A Ufac sediou o seminário Desafios Atuais na Formação para a Prática da Enfermagem Obstétrica, que ocorreu nesta sexta-feira, 28, na sala dos Colegiados, campus-sede. O encontro reuniu professores, pesquisadores, gestores e profissionais de saúde para debater a reestruturação do modelo de assistência ao parto e ao nascimento, o fortalecimento do Sistema Único de Saúde (SUS) e a interiorização da qualificação profissional no Estado.

O evento integra um projeto nacional, composto por uma rede de 40 instituições de ensino superior articuladas para formar mais de 700 enfermeiras obstétricas pelo país, com foco prioritário nas regiões do interior. No Acre, o programa abrange turmas de especialização e residência voltadas para profissionais atuantes nas regionais do Alto Acre, Alto Purus, Baixo Acre, Tarauacá-Envira e Juruá.

“A Ufac cumpre o seu papel social ao ampliar a formação e capacitar profissionais que atuam em um momento tão ímpar quanto o nascimento de uma criança”, disse o reitor Josimar Ferreira. “Contamos com alunos de todas as regionais. Isso gera um efeito multiplicador: o profissional capacitado coordena equipes locais e eleva diretamente a qualidade do atendimento prestado à população pelo SUS.”

A coordenadora das formações no Estado e professora da Ufac, Sheley Borges, destacou a necessidade de repensar a prática profissional para garantir um cuidado humanizado e seguro. “A intencionalidade da nossa formação é reduzir a mortalidade materna e neonatal e alcançar as mulheres em uma dimensão em que sejam respeitadas. Queremos garantir que as escolhas não ocorram por medo, como optar por uma cesariana sem compreender que é uma cirurgia de grande porte.”

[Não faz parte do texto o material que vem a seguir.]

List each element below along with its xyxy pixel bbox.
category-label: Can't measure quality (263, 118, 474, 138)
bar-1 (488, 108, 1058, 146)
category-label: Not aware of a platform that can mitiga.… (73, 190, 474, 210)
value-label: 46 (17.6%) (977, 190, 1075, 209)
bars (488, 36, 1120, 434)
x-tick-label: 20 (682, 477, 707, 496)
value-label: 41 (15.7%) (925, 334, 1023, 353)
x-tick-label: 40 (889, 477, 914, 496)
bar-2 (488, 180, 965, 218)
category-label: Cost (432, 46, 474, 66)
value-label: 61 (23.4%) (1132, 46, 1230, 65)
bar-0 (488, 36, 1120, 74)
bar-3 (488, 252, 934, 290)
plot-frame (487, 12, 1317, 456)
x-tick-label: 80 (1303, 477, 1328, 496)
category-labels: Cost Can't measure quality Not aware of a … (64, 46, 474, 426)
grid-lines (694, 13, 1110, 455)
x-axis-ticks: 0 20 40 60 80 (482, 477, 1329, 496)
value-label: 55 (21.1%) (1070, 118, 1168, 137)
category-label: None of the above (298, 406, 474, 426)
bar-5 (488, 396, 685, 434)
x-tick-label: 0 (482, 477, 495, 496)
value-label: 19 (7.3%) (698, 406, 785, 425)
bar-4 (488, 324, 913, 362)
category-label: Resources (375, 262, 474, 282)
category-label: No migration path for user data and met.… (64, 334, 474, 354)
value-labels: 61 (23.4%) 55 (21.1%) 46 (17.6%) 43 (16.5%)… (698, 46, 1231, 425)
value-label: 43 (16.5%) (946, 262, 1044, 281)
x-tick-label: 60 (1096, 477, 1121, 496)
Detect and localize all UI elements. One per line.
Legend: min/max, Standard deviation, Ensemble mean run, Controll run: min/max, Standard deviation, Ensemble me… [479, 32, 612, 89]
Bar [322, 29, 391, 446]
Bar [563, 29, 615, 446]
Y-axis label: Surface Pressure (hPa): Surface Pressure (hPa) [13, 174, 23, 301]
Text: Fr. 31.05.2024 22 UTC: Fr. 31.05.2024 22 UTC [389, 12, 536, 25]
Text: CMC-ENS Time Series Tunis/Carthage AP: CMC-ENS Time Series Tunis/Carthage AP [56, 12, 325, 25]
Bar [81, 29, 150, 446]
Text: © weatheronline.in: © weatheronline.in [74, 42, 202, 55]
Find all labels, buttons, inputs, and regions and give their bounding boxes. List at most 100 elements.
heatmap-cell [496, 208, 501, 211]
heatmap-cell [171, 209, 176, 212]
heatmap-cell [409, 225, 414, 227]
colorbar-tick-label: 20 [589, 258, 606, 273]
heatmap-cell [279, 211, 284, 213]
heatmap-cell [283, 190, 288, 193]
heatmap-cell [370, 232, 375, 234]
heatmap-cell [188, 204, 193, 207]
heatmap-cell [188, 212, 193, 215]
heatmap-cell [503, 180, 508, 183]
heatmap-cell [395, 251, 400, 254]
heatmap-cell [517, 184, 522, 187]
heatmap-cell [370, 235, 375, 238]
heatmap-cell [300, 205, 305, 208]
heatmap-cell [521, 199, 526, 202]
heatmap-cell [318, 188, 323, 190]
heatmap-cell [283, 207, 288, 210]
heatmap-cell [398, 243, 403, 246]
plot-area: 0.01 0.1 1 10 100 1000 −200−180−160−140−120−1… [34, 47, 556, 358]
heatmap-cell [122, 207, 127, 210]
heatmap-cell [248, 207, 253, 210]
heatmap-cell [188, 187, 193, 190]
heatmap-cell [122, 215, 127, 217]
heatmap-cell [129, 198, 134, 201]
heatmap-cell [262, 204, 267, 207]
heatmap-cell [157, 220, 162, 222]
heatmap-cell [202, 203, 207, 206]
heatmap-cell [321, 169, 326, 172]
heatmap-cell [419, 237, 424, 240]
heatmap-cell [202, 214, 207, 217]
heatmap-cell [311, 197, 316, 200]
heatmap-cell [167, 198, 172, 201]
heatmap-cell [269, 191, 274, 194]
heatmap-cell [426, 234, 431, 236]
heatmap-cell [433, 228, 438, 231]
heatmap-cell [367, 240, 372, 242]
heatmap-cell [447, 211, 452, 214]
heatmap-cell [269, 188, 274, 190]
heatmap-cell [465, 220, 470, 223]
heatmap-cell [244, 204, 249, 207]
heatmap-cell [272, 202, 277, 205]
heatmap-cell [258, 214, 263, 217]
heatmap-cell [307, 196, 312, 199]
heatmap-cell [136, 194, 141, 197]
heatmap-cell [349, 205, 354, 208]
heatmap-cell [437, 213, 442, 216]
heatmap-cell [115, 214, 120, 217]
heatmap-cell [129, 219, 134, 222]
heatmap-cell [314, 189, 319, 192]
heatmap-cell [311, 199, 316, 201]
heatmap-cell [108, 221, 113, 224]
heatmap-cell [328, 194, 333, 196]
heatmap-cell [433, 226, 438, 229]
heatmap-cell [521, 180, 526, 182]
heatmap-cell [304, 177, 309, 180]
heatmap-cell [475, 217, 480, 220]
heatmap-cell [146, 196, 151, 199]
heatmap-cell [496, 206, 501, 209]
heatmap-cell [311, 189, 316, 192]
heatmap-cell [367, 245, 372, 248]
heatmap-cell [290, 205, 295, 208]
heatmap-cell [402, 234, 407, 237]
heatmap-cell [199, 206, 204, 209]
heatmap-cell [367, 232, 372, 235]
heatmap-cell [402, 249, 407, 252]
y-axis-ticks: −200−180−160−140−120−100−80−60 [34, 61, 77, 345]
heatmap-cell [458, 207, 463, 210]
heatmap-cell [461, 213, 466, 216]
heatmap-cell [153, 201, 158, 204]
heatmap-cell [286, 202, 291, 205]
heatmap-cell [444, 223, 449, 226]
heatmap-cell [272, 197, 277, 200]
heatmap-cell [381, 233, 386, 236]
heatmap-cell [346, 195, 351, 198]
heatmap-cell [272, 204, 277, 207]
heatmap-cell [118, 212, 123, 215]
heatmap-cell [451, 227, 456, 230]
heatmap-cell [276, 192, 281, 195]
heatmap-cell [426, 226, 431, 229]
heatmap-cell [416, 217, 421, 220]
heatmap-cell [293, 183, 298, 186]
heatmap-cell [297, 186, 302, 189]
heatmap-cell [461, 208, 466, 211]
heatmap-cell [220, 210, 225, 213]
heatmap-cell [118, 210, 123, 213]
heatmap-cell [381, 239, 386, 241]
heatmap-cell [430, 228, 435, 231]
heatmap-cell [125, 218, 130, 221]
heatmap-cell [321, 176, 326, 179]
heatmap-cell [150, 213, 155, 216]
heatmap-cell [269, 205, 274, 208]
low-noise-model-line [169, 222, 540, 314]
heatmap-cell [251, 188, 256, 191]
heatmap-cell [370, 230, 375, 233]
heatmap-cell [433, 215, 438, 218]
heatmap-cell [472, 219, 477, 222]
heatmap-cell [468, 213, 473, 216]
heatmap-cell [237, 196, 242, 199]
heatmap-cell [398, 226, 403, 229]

A coordenadora nacional do curso de especialização em Enfermagem Obstétrica da Rede Alyne, vinculada à Universidade Federal de Minas Gerais, Kleyde Ventura, ressaltou a relevância estratégica da parceria com a Ufac. “No Acre, vivemos uma condição muito especial, pois, com exceção de uma aluna, todas as especializadas são do interior. Estamos interiorizando e descentralizando os modos de formar, abordando o trabalho multiprofissional e a articulação de redes para garantir assistência de qualidade e direitos assegurados.”

Também participaram do seminário o promotor de Justiça do MP-AC, Gláucio Oshiro; o coordenador do curso de Enfermagem da Ufac, João Francalino; e o epidemiologista Serafim Salgado, coordenador das metodologias aplicadas no programa de formação.